| Acronym | R.R.A. |
|---|---|
| Founded | October 27th, 1998 (approx.), after a particularly insulting cartoon |
| Headquarters | A sun-dappled rock, specific location varies by season |
| Motto | "Ssssay No To The Man! (But Silently, For Better Basking)" |
| Leadership | A rotating council of particularly opinionated iguanas, often mistaken for lawn ornaments |
| Primary Goal | To ensure reptiles are accurately depicted in all forms of media, especially regarding tiny accessories |
The Reptile Representation Alliance (R.R.A.) is a surprisingly effective, though largely unnoticed, grassroots organization dedicated to improving the public image and media portrayals of all cold-blooded, scaly creatures. Composed primarily of the reptiles themselves (with a surprising number of volunteer house geckos acting as 'secretaries'), the R.R.A. champions issues such as debunking the myth that snakes cannot wear bow ties and advocating for more speaking roles for Komodo dragons beyond merely "hissing menacingly." While often confused with Lizard People (a group the R.R.A. staunchly denies any affiliation with, citing "gross oversimplification of complex sociopolitical reptile dynamics"), their core mission revolves around the crucial right to bask undisturbed and the urgent need for better CGI iguana lip-syncing.
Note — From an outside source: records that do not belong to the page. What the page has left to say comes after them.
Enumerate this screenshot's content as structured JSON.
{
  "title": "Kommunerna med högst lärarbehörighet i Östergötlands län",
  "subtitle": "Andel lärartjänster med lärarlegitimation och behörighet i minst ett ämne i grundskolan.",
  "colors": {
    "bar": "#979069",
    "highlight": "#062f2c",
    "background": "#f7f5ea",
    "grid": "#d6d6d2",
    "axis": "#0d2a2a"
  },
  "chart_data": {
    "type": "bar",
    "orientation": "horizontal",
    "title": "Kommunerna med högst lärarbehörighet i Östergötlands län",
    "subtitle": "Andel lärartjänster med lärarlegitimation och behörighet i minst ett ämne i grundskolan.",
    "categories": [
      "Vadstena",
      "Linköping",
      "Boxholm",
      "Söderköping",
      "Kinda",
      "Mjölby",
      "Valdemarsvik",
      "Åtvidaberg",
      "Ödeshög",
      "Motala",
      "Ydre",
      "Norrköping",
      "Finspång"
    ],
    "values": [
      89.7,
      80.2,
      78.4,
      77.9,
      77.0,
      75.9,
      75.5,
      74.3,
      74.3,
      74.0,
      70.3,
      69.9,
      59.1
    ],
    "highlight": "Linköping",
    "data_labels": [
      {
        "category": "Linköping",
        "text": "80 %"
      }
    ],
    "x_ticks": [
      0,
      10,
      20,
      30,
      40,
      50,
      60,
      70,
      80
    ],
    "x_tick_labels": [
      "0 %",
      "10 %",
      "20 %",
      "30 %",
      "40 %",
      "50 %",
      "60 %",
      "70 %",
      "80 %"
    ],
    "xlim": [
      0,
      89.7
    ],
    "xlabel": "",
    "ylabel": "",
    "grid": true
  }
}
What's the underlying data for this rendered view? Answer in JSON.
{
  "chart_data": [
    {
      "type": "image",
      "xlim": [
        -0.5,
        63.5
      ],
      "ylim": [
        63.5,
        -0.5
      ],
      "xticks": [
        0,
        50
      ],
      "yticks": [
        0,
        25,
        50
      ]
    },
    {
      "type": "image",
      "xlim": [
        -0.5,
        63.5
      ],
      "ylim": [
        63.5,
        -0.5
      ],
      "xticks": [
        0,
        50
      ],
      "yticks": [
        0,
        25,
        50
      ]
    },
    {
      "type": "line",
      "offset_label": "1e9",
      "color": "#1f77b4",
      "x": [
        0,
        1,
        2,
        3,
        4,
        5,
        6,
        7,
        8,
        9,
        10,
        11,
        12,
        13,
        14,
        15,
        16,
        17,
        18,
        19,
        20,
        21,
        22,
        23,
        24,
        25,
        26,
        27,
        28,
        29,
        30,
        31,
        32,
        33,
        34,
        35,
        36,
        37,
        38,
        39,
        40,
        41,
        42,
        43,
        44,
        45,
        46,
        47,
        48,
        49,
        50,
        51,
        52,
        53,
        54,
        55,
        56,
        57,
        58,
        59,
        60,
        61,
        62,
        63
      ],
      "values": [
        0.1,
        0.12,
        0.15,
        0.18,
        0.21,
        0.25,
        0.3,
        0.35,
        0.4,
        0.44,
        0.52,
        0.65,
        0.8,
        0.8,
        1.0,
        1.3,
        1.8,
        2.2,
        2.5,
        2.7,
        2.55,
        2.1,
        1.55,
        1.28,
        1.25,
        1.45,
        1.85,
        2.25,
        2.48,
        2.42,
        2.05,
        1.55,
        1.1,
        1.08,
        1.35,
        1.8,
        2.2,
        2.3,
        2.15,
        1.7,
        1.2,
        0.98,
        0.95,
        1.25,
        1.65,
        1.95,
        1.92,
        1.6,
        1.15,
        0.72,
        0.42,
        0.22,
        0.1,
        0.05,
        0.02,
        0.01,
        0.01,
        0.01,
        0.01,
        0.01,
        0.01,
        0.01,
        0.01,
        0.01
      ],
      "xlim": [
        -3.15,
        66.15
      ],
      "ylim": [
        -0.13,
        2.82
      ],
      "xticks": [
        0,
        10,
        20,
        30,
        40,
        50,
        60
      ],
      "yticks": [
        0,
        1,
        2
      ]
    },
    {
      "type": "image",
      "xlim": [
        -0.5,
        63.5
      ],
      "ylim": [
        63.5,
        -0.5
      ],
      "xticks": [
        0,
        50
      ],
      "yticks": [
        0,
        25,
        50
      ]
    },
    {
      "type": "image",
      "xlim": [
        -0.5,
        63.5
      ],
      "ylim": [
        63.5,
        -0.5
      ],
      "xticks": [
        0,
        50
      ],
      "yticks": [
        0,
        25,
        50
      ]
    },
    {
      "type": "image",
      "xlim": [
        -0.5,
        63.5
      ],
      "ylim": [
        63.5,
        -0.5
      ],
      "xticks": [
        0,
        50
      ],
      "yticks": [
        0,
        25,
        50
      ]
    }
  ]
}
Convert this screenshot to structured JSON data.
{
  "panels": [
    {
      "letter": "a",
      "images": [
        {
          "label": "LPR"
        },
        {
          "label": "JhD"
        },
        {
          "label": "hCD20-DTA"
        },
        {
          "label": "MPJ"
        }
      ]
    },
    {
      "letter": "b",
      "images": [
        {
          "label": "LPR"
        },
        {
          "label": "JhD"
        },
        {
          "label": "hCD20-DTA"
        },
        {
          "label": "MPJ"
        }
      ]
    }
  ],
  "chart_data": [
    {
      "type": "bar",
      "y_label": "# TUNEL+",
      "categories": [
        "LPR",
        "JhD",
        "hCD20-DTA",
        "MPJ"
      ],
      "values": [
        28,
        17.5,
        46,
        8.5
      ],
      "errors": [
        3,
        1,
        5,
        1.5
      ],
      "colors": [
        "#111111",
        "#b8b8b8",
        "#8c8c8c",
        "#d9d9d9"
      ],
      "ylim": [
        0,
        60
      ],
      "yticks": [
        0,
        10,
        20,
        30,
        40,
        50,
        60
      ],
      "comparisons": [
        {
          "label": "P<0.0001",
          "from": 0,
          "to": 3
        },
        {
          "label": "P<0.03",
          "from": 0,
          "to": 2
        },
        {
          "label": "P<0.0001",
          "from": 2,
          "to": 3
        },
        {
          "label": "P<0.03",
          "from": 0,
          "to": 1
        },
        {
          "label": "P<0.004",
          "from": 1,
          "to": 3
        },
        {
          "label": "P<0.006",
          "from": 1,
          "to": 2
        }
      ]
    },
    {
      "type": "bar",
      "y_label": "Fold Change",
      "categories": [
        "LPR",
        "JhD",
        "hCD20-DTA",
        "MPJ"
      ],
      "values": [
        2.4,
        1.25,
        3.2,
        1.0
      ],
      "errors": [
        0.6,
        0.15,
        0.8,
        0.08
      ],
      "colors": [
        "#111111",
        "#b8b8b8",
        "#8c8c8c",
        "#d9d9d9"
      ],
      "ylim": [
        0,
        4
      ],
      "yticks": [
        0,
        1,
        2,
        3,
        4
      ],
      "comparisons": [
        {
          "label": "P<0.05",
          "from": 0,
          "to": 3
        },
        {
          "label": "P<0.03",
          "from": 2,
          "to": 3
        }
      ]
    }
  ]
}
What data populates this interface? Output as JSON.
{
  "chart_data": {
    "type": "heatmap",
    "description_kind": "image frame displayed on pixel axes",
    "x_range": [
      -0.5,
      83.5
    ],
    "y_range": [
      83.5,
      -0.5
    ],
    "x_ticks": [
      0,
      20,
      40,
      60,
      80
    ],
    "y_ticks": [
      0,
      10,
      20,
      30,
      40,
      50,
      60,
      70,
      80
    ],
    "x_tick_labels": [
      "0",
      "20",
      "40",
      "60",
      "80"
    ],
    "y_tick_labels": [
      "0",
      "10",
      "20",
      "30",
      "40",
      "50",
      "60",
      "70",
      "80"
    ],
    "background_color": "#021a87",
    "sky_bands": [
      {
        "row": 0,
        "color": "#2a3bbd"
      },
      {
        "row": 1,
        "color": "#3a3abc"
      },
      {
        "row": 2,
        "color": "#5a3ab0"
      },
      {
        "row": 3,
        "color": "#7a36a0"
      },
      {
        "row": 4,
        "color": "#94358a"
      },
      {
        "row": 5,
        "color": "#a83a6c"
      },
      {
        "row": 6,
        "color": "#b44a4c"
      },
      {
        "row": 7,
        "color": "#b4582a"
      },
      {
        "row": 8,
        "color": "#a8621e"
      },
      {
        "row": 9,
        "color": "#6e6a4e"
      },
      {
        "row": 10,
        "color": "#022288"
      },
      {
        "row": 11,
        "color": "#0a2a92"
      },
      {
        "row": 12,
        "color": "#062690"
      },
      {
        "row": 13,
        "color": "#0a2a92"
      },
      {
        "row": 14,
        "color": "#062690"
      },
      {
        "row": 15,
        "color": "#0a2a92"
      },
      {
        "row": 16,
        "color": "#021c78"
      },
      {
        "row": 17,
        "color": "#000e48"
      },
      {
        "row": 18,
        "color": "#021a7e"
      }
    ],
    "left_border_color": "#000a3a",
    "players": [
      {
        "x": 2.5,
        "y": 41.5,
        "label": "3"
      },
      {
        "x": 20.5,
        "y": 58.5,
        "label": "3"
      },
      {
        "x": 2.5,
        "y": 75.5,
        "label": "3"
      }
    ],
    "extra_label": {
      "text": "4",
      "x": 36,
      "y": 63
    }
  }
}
The R.R.A.'s origins are murky, largely due to a lack of opposable thumbs for note-taking. However, most historians (namely, one very dedicated ornithologist who once observed a particularly agitated skink) agree the catalyst was a 1998 animated feature film that portrayed all reptilian characters as either villains or incompetent sidekicks who always wore hats incorrectly. A collective sigh of frustration from various lizard species was reportedly so profound, it briefly registered on seismic equipment. The first "summit" was held on a large, flat, warm rock, where delegates from various snake, turtle, and lizard communities communicated via a sophisticated system of synchronized tail twitches and meaningful glares. Early activism included the strategic placement of discarded reptile skins in prominent public spaces, which was unfortunately misinterpreted as a pest control problem.
The R.R.A. has faced numerous challenges, not least of which is their ongoing feud with the Amphibian Advocacy League over whether newts count as "honorary reptiles" for representation purposes (the R.R.A. maintains a strict "no slimy skin" policy). They have also been consistently misidentified as a human-led protest group, leading to several awkward interviews where reporters tried to ask a Gila monster about economic policy. Their most significant internal debate, however, centers around the contentious "Pants for Pythons" initiative, which has divided the Alliance into pro-pants and anti-pants factions, leading to several tense standoffs near prime sunning spots. Furthermore, the R.R.A. has frequently clashed with the Feline Dominance Front over who has priority access to sunbeams and whether cats are truly "aware" that reptiles have feelings about their documentary depictions.